Coltivare consensi equivale a modellare la realtà puntando sugli effetti cumulativi di permeazione nelle coscienze, per cui nel lungo tempo la televisione porta lo spettatore a vivere in un mondo che “somiglia” a quello mostrato dal teleschermo. Le principali agenzie educative come la scuola e la famiglia, o i punti di riferimento tradizionali come la religione, divengono secondari nella visione dell’esistente dei fruitori di tv che vivono in un “mondo televisivo” che non coincide con quello reale.
La tesi fondamentale della teoria di Gerbner è che “il mezzo televisivo fornisce allo spettatore, dall’infanzia all’età adulta, una visione del mondo comune e condivisa, operando in tal senso nella direzione di una unificazione della realtà”, una omogeneizzazione culturale.
Per questo si parla di coltivazione e di “mainstream of our culture”, “principale corrente culturale” derivata dalla realtà rappresentata.
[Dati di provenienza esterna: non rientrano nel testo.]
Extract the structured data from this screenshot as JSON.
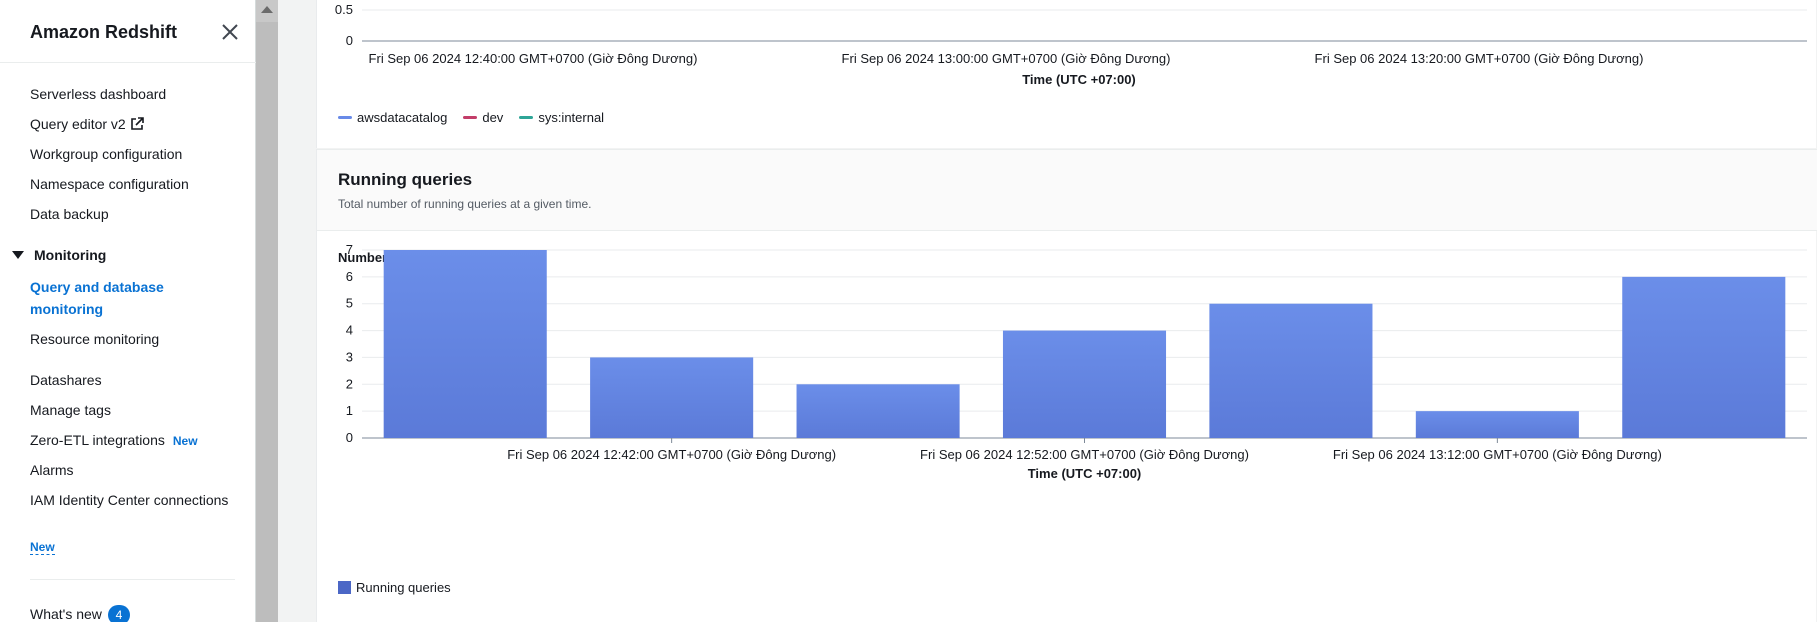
{
  "sidebar": {
    "title": "Amazon Redshift",
    "items_top": [
      {
        "label": "Serverless dashboard"
      },
      {
        "label": "Query editor v2"
      },
      {
        "label": "Workgroup configuration"
      },
      {
        "label": "Namespace configuration"
      },
      {
        "label": "Data backup"
      }
    ],
    "monitoring": {
      "label": "Monitoring",
      "active_item": "Query and database monitoring",
      "item2": "Resource monitoring"
    },
    "items_bottom": [
      {
        "label": "Datashares"
      },
      {
        "label": "Manage tags"
      },
      {
        "label": "Zero-ETL integrations",
        "badge": "New"
      },
      {
        "label": "Alarms"
      },
      {
        "label": "IAM Identity Center connections",
        "badge": "New"
      }
    ],
    "whats_new": {
      "label": "What's new",
      "count": "4"
    }
  },
  "top_chart": {
    "y_ticks": [
      "0.5",
      "0"
    ],
    "x_ticks": [
      "Fri Sep 06 2024 12:40:00 GMT+0700 (Giờ Đông Dương)",
      "Fri Sep 06 2024 13:00:00 GMT+0700 (Giờ Đông Dương)",
      "Fri Sep 06 2024 13:20:00 GMT+0700 (Giờ Đông Dương)"
    ],
    "x_title": "Time (UTC +07:00)",
    "legend": [
      {
        "name": "awsdatacatalog",
        "color": "#688ae8"
      },
      {
        "name": "dev",
        "color": "#c33d69"
      },
      {
        "name": "sys:internal",
        "color": "#2ea597"
      }
    ]
  },
  "running_queries": {
    "title": "Running queries",
    "description": "Total number of running queries at a given time.",
    "y_label": "Number of queries"
  },
  "chart_data": {
    "type": "bar",
    "categories": [
      "",
      "",
      "",
      "",
      "",
      "",
      ""
    ],
    "x_tick_labels": [
      "Fri Sep 06 2024 12:42:00 GMT+0700 (Giờ Đông Dương)",
      "Fri Sep 06 2024 12:52:00 GMT+0700 (Giờ Đông Dương)",
      "Fri Sep 06 2024 13:12:00 GMT+0700 (Giờ Đông Dương)"
    ],
    "series": [
      {
        "name": "Running queries",
        "values": [
          7,
          3,
          2,
          4,
          5,
          1,
          6
        ],
        "color": "#688ae8"
      }
    ],
    "xlabel": "Time (UTC +07:00)",
    "ylabel": "Number of queries",
    "ylim": [
      0,
      7
    ],
    "y_ticks": [
      "0",
      "1",
      "2",
      "3",
      "4",
      "5",
      "6",
      "7"
    ],
    "grid": true,
    "legend_placement": "bottom-left"
  }
}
L’uso politico dei mezzi di comunicazione di massa demandato agli esperti non si limita a sistemi di divulgazione elettorale ufficiali quali le tribune politiche. La comunicazione fatta in campagna elettorale, anche quando sfacciatamente costituisce prevaricazione sul diritto all’informazione equilibrata, è meno pericolosa delle soap-opera, le trasmissioni scanzonate, i talk-show. Come tutto ciò che perdura nel tempo e costruisce procedimenti mentali atti a incidere sul modo di pensare di ogni persona. In effetti gli spettatori di fiction, o di programmi di leggero intrattenimento, meglio che nelle tribune politiche “imparano” un mondo che è diverso da quello reale. I forti consumatori di televisione (almeno 4 ore al giorno) attuano uno “spostamento di realtà” e risultano influenzati dai contenuti televisivi nella loro percezione del mondo, “determinando uno scarto, empiricamente rilevabile tra ‘television answer’ e ‘reality choice’, che può quantificare gli effetti di coltivazione indotti dalla Tv “(4).
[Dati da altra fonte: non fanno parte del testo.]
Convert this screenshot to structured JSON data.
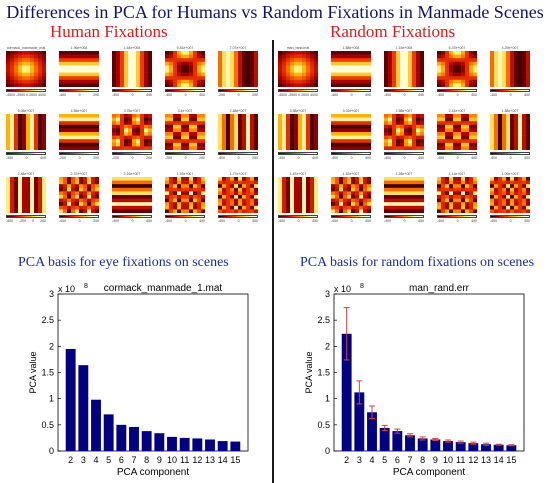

In termini semplici avviene che la rappresentazione del sociale presente nell’universo televisivo non è assorbita in maniera selettiva, non è scelta e scartata nelle parti meno rispondenti alla realtà, e gli stimoli o in messaggi in essa contenuti producono risposte sulla base di “quel” mondo rappresentato.
La coltivazione delle coscienze, quindi le azioni che le persone producono dopo anni di questo sottoporsi ad una particolare riproduzione della realtà, è ciò che maggiormente ci deve preoccupare.
Cosa può interporsi tra l’influenza dei media e il soggetto fruitore?
Secondo le due principali scuole di pensiero da una parte c’è la convinzione che i media sono onnipotenti e in grado quindi di manipolare facilmente il comportamento dei soggetti fruitori, e dall’altra l’opinione che esistono comunque delle variabili che filtrano potere dei media.
Secondo Wolf, e McQuail, (1992, 1994) gli effetti dei media sono in qualche modo “mediati” dalla fruizione “attiva” dell’ audience con una “influenza negoziata dei media” attraverso le relazioni interpersonali del contesto sociale di appartenenza (neolazarsfeldismo) (5).
Se viene trasferita in ambito sociale e politico per un preciso scopo, la manipolazione delle coscienze può essere solo il risultato di un’attività perdurante negli anni, per modificare la quale si dovrebbe operare per altrettanti anni avendo gli stessi mezzi a disposizione. Il lavoro sulle immagini, la valutazione sui meriti, gli stati d’animo, definiscono alcuni principi di base che costituiscono il patrimonio culturale, educativo, valoriale dei soggetti sovraesposti al messaggio tv. In conseguenza del quale moduli comportamentali si diffondono, azioni si compiono, scelte di vita in bene o in male vengono assunte.
E’ vero che quello che noi siamo germoglia – secondo Wolf e McQuail – da ciò che leggiamo, dalla stima dei vicini di casa, dall’affetto della famiglia o da circostanze casuali. Esiste però, oltre a tutto questo, il rapporto fitto con la tv e con i mezzi di comunicazione dai quali derivano convinzioni sulla realtà rappresentata. Ciò che una volta era il personale universo quotidiano, viene soppiantato da nuovi rapporti amicali, a senso unico verso modelli televisivi.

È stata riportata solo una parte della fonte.